Even the most devout secularist wouldn’t disagree with the value of the prayer’s sentiments, would they?
It’s always been curious to me why something like this is considered unconstitutional yet each session of Congress is opened with prayer. As an example, here’s the opening prayer that was offered just a few days ago, on January 27th , by the Reverend Dr. Alan Keiran, right in the well of the United States Senate:
Lord, we honor You today in prayer and thanksgiving. We pray for the Members of this House, their families and staffs. Grant them peace that passes all understanding and amazing grace to sustain them when days are long and rest is short.
Father, You are our refuge and fortress. You provide everything we need for life and godliness. You hear our ardent intercession, and smile when we raise our voices in praise and worship. We thank You for Your presence, love and grace.
It is in Your mighty Name I pray. Amen.
What a wonderful, appropriate and heartfelt petition to the Lord. Thank you, Dr. Keiran. That a double standard exists is a given, and an unfortunate one at that.

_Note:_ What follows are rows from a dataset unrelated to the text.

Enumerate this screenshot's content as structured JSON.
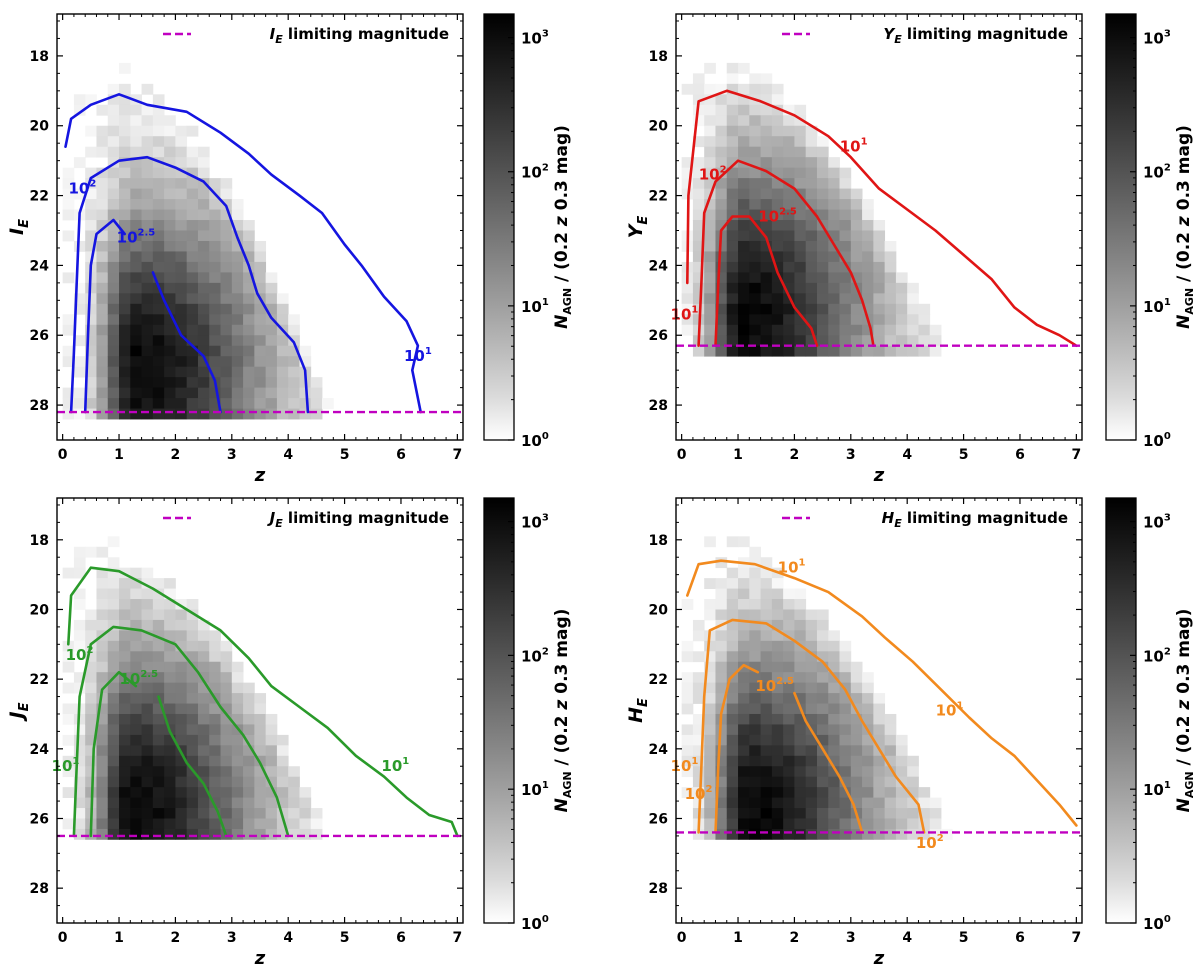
{
  "figure": {
    "colorbar": {
      "label": "N_AGN / (0.2 z 0.3 mag)",
      "label_parts": {
        "n": "N",
        "sub": "AGN",
        "rest": " / (0.2 ",
        "z": "z",
        "tail": " 0.3 mag)"
      },
      "scale": "log",
      "range": [
        1,
        1500
      ],
      "tick_values": [
        1,
        10,
        100,
        1000
      ],
      "tick_labels": [
        {
          "base": "10",
          "exp": "0"
        },
        {
          "base": "10",
          "exp": "1"
        },
        {
          "base": "10",
          "exp": "2"
        },
        {
          "base": "10",
          "exp": "3"
        }
      ]
    }
  },
  "chart_data": [
    {
      "type": "heatmap",
      "id": "IE",
      "xlabel": "z",
      "ylabel": {
        "letter": "I",
        "sub": "E"
      },
      "legend": {
        "letter": "I",
        "sub": "E",
        "text": "limiting magnitude"
      },
      "legend_loc": "top-right",
      "xlim": [
        -0.1,
        7.1
      ],
      "ylim": [
        29,
        16.8
      ],
      "xticks": [
        0,
        1,
        2,
        3,
        4,
        5,
        6,
        7
      ],
      "yticks": [
        18,
        20,
        22,
        24,
        26,
        28
      ],
      "limiting_magnitude": 28.2,
      "limit_color": "#c000c0",
      "contour_color": "#1515e0",
      "density": {
        "peak_z": 1.3,
        "peak_mag": 27.0,
        "top_mag": 18.6,
        "top_z": 1.0,
        "slope": 4.2,
        "zmax": 6.9
      },
      "contours": [
        {
          "level": "1",
          "points": [
            [
              0.05,
              20.6
            ],
            [
              0.15,
              19.8
            ],
            [
              0.5,
              19.4
            ],
            [
              1.0,
              19.1
            ],
            [
              1.5,
              19.4
            ],
            [
              2.2,
              19.6
            ],
            [
              2.8,
              20.2
            ],
            [
              3.3,
              20.8
            ],
            [
              3.7,
              21.4
            ],
            [
              4.2,
              22.0
            ],
            [
              4.6,
              22.5
            ],
            [
              5.0,
              23.4
            ],
            [
              5.3,
              24.0
            ],
            [
              5.7,
              24.9
            ],
            [
              6.1,
              25.6
            ],
            [
              6.3,
              26.3
            ],
            [
              6.2,
              27.0
            ],
            [
              6.35,
              28.2
            ]
          ]
        },
        {
          "level": "2",
          "points": [
            [
              0.15,
              28.2
            ],
            [
              0.2,
              26.5
            ],
            [
              0.25,
              24.5
            ],
            [
              0.3,
              22.5
            ],
            [
              0.5,
              21.5
            ],
            [
              1.0,
              21.0
            ],
            [
              1.5,
              20.9
            ],
            [
              2.0,
              21.2
            ],
            [
              2.5,
              21.6
            ],
            [
              2.9,
              22.3
            ],
            [
              3.1,
              23.2
            ],
            [
              3.3,
              24.0
            ],
            [
              3.45,
              24.8
            ],
            [
              3.7,
              25.5
            ],
            [
              4.1,
              26.2
            ],
            [
              4.3,
              27.0
            ],
            [
              4.35,
              28.2
            ]
          ]
        },
        {
          "level": "2.5",
          "points": [
            [
              0.4,
              28.2
            ],
            [
              0.45,
              26.0
            ],
            [
              0.5,
              24.0
            ],
            [
              0.6,
              23.1
            ],
            [
              0.9,
              22.7
            ],
            [
              1.1,
              23.1
            ]
          ]
        },
        {
          "level": "2.5",
          "points": [
            [
              1.6,
              24.2
            ],
            [
              1.8,
              25.0
            ],
            [
              2.1,
              26.0
            ],
            [
              2.5,
              26.6
            ],
            [
              2.7,
              27.3
            ],
            [
              2.8,
              28.2
            ]
          ]
        }
      ],
      "contour_labels": [
        {
          "base": "10",
          "exp": "2",
          "z": 0.35,
          "mag": 21.8
        },
        {
          "base": "10",
          "exp": "2.5",
          "z": 1.3,
          "mag": 23.2
        },
        {
          "base": "10",
          "exp": "1",
          "z": 6.3,
          "mag": 26.6
        }
      ]
    },
    {
      "type": "heatmap",
      "id": "YE",
      "xlabel": "z",
      "ylabel": {
        "letter": "Y",
        "sub": "E"
      },
      "legend": {
        "letter": "Y",
        "sub": "E",
        "text": "limiting magnitude"
      },
      "legend_loc": "top-right",
      "xlim": [
        -0.1,
        7.1
      ],
      "ylim": [
        29,
        16.8
      ],
      "xticks": [
        0,
        1,
        2,
        3,
        4,
        5,
        6,
        7
      ],
      "yticks": [
        18,
        20,
        22,
        24,
        26,
        28
      ],
      "limiting_magnitude": 26.3,
      "limit_color": "#c000c0",
      "contour_color": "#e01515",
      "density": {
        "peak_z": 1.1,
        "peak_mag": 25.5,
        "top_mag": 18.4,
        "top_z": 0.8,
        "slope": 3.4,
        "zmax": 7.0
      },
      "contours": [
        {
          "level": "1",
          "points": [
            [
              0.1,
              24.5
            ],
            [
              0.12,
              22.0
            ],
            [
              0.3,
              19.3
            ],
            [
              0.8,
              19.0
            ],
            [
              1.4,
              19.3
            ],
            [
              2.0,
              19.7
            ],
            [
              2.6,
              20.3
            ],
            [
              3.0,
              20.9
            ],
            [
              3.5,
              21.8
            ],
            [
              4.0,
              22.4
            ],
            [
              4.5,
              23.0
            ],
            [
              5.0,
              23.7
            ],
            [
              5.5,
              24.4
            ],
            [
              5.9,
              25.2
            ],
            [
              6.3,
              25.7
            ],
            [
              6.7,
              26.0
            ],
            [
              7.0,
              26.3
            ]
          ]
        },
        {
          "level": "2",
          "points": [
            [
              0.3,
              26.3
            ],
            [
              0.35,
              24.5
            ],
            [
              0.4,
              22.5
            ],
            [
              0.6,
              21.6
            ],
            [
              1.0,
              21.0
            ],
            [
              1.5,
              21.3
            ],
            [
              2.0,
              21.8
            ],
            [
              2.4,
              22.6
            ],
            [
              2.7,
              23.4
            ],
            [
              3.0,
              24.2
            ],
            [
              3.2,
              25.0
            ],
            [
              3.35,
              25.8
            ],
            [
              3.4,
              26.3
            ]
          ]
        },
        {
          "level": "2.5",
          "points": [
            [
              0.6,
              26.3
            ],
            [
              0.65,
              24.5
            ],
            [
              0.7,
              23.0
            ],
            [
              0.9,
              22.6
            ],
            [
              1.2,
              22.6
            ],
            [
              1.5,
              23.2
            ],
            [
              1.7,
              24.2
            ],
            [
              2.0,
              25.2
            ],
            [
              2.3,
              25.8
            ],
            [
              2.4,
              26.3
            ]
          ]
        }
      ],
      "contour_labels": [
        {
          "base": "10",
          "exp": "1",
          "z": 3.05,
          "mag": 20.6
        },
        {
          "base": "10",
          "exp": "2",
          "z": 0.55,
          "mag": 21.4
        },
        {
          "base": "10",
          "exp": "2.5",
          "z": 1.7,
          "mag": 22.6
        },
        {
          "base": "10",
          "exp": "1",
          "z": 0.05,
          "mag": 25.4
        }
      ]
    },
    {
      "type": "heatmap",
      "id": "JE",
      "xlabel": "z",
      "ylabel": {
        "letter": "J",
        "sub": "E"
      },
      "legend": {
        "letter": "J",
        "sub": "E",
        "text": "limiting magnitude"
      },
      "legend_loc": "top-right",
      "xlim": [
        -0.1,
        7.1
      ],
      "ylim": [
        29,
        16.8
      ],
      "xticks": [
        0,
        1,
        2,
        3,
        4,
        5,
        6,
        7
      ],
      "yticks": [
        18,
        20,
        22,
        24,
        26,
        28
      ],
      "limiting_magnitude": 26.5,
      "limit_color": "#c000c0",
      "contour_color": "#2a9a2a",
      "density": {
        "peak_z": 1.2,
        "peak_mag": 25.8,
        "top_mag": 18.3,
        "top_z": 0.8,
        "slope": 3.3,
        "zmax": 7.0
      },
      "contours": [
        {
          "level": "1",
          "points": [
            [
              0.1,
              21.0
            ],
            [
              0.15,
              19.6
            ],
            [
              0.5,
              18.8
            ],
            [
              1.0,
              18.9
            ],
            [
              1.6,
              19.4
            ],
            [
              2.2,
              20.0
            ],
            [
              2.8,
              20.6
            ],
            [
              3.3,
              21.4
            ],
            [
              3.7,
              22.2
            ],
            [
              4.2,
              22.8
            ],
            [
              4.7,
              23.4
            ],
            [
              5.2,
              24.2
            ],
            [
              5.7,
              24.8
            ],
            [
              6.1,
              25.4
            ],
            [
              6.5,
              25.9
            ],
            [
              6.9,
              26.1
            ],
            [
              7.0,
              26.5
            ]
          ]
        },
        {
          "level": "2",
          "points": [
            [
              0.2,
              26.5
            ],
            [
              0.25,
              24.5
            ],
            [
              0.3,
              22.5
            ],
            [
              0.5,
              21.0
            ],
            [
              0.9,
              20.5
            ],
            [
              1.4,
              20.6
            ],
            [
              2.0,
              21.0
            ],
            [
              2.4,
              21.8
            ],
            [
              2.8,
              22.8
            ],
            [
              3.2,
              23.6
            ],
            [
              3.5,
              24.4
            ],
            [
              3.8,
              25.4
            ],
            [
              4.0,
              26.5
            ]
          ]
        },
        {
          "level": "2.5",
          "points": [
            [
              0.5,
              26.5
            ],
            [
              0.55,
              24.0
            ],
            [
              0.7,
              22.3
            ],
            [
              1.0,
              21.8
            ],
            [
              1.3,
              22.2
            ]
          ]
        },
        {
          "level": "2.5",
          "points": [
            [
              1.7,
              22.5
            ],
            [
              1.9,
              23.5
            ],
            [
              2.2,
              24.4
            ],
            [
              2.5,
              25.0
            ],
            [
              2.75,
              25.8
            ],
            [
              2.9,
              26.5
            ]
          ]
        }
      ],
      "contour_labels": [
        {
          "base": "10",
          "exp": "2",
          "z": 0.3,
          "mag": 21.3
        },
        {
          "base": "10",
          "exp": "2.5",
          "z": 1.35,
          "mag": 22.0
        },
        {
          "base": "10",
          "exp": "1",
          "z": 5.9,
          "mag": 24.5
        },
        {
          "base": "10",
          "exp": "1",
          "z": 0.05,
          "mag": 24.5
        }
      ]
    },
    {
      "type": "heatmap",
      "id": "HE",
      "xlabel": "z",
      "ylabel": {
        "letter": "H",
        "sub": "E"
      },
      "legend": {
        "letter": "H",
        "sub": "E",
        "text": "limiting magnitude"
      },
      "legend_loc": "top-right",
      "xlim": [
        -0.1,
        7.1
      ],
      "ylim": [
        29,
        16.8
      ],
      "xticks": [
        0,
        1,
        2,
        3,
        4,
        5,
        6,
        7
      ],
      "yticks": [
        18,
        20,
        22,
        24,
        26,
        28
      ],
      "limiting_magnitude": 26.4,
      "limit_color": "#c000c0",
      "contour_color": "#f28a1e",
      "density": {
        "peak_z": 1.2,
        "peak_mag": 25.8,
        "top_mag": 18.2,
        "top_z": 0.8,
        "slope": 3.3,
        "zmax": 7.0
      },
      "contours": [
        {
          "level": "1",
          "points": [
            [
              0.1,
              19.6
            ],
            [
              0.3,
              18.7
            ],
            [
              0.7,
              18.6
            ],
            [
              1.3,
              18.7
            ],
            [
              2.0,
              19.1
            ],
            [
              2.6,
              19.5
            ],
            [
              3.2,
              20.2
            ],
            [
              3.6,
              20.8
            ],
            [
              4.1,
              21.5
            ],
            [
              4.6,
              22.3
            ],
            [
              5.1,
              23.1
            ],
            [
              5.5,
              23.7
            ],
            [
              5.9,
              24.2
            ],
            [
              6.3,
              24.9
            ],
            [
              6.7,
              25.6
            ],
            [
              7.0,
              26.2
            ]
          ]
        },
        {
          "level": "2",
          "points": [
            [
              0.3,
              26.4
            ],
            [
              0.35,
              24.5
            ],
            [
              0.4,
              22.5
            ],
            [
              0.5,
              20.6
            ],
            [
              0.9,
              20.3
            ],
            [
              1.5,
              20.4
            ],
            [
              2.0,
              20.9
            ],
            [
              2.5,
              21.5
            ],
            [
              2.9,
              22.3
            ],
            [
              3.2,
              23.2
            ],
            [
              3.5,
              24.0
            ],
            [
              3.8,
              24.8
            ],
            [
              4.2,
              25.6
            ],
            [
              4.3,
              26.4
            ]
          ]
        },
        {
          "level": "2.5",
          "points": [
            [
              0.6,
              26.4
            ],
            [
              0.65,
              24.5
            ],
            [
              0.7,
              23.0
            ],
            [
              0.85,
              22.0
            ],
            [
              1.1,
              21.6
            ],
            [
              1.35,
              21.8
            ]
          ]
        },
        {
          "level": "2.5",
          "points": [
            [
              2.0,
              22.4
            ],
            [
              2.2,
              23.2
            ],
            [
              2.5,
              24.0
            ],
            [
              2.8,
              24.8
            ],
            [
              3.05,
              25.6
            ],
            [
              3.2,
              26.4
            ]
          ]
        }
      ],
      "contour_labels": [
        {
          "base": "10",
          "exp": "1",
          "z": 1.95,
          "mag": 18.8
        },
        {
          "base": "10",
          "exp": "2.5",
          "z": 1.65,
          "mag": 22.2
        },
        {
          "base": "10",
          "exp": "1",
          "z": 4.75,
          "mag": 22.9
        },
        {
          "base": "10",
          "exp": "2",
          "z": 0.3,
          "mag": 25.3
        },
        {
          "base": "10",
          "exp": "1",
          "z": 0.05,
          "mag": 24.5
        },
        {
          "base": "10",
          "exp": "2",
          "z": 4.4,
          "mag": 26.7
        }
      ]
    }
  ]
}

But what is a parent to do?
In short, don’t give up!
The primacy of the First Amendment should ensure that a “heckler’s veto” cannot be used as a means to cleanse a public school from any reference to religion. In this instance, the mural was a piece of school history. Why should it be removed now? It’s been left undisturbed for nearly a half century. From my perspective, for a court to uphold its removal is an abuse of power and a most unfortunate turn of events.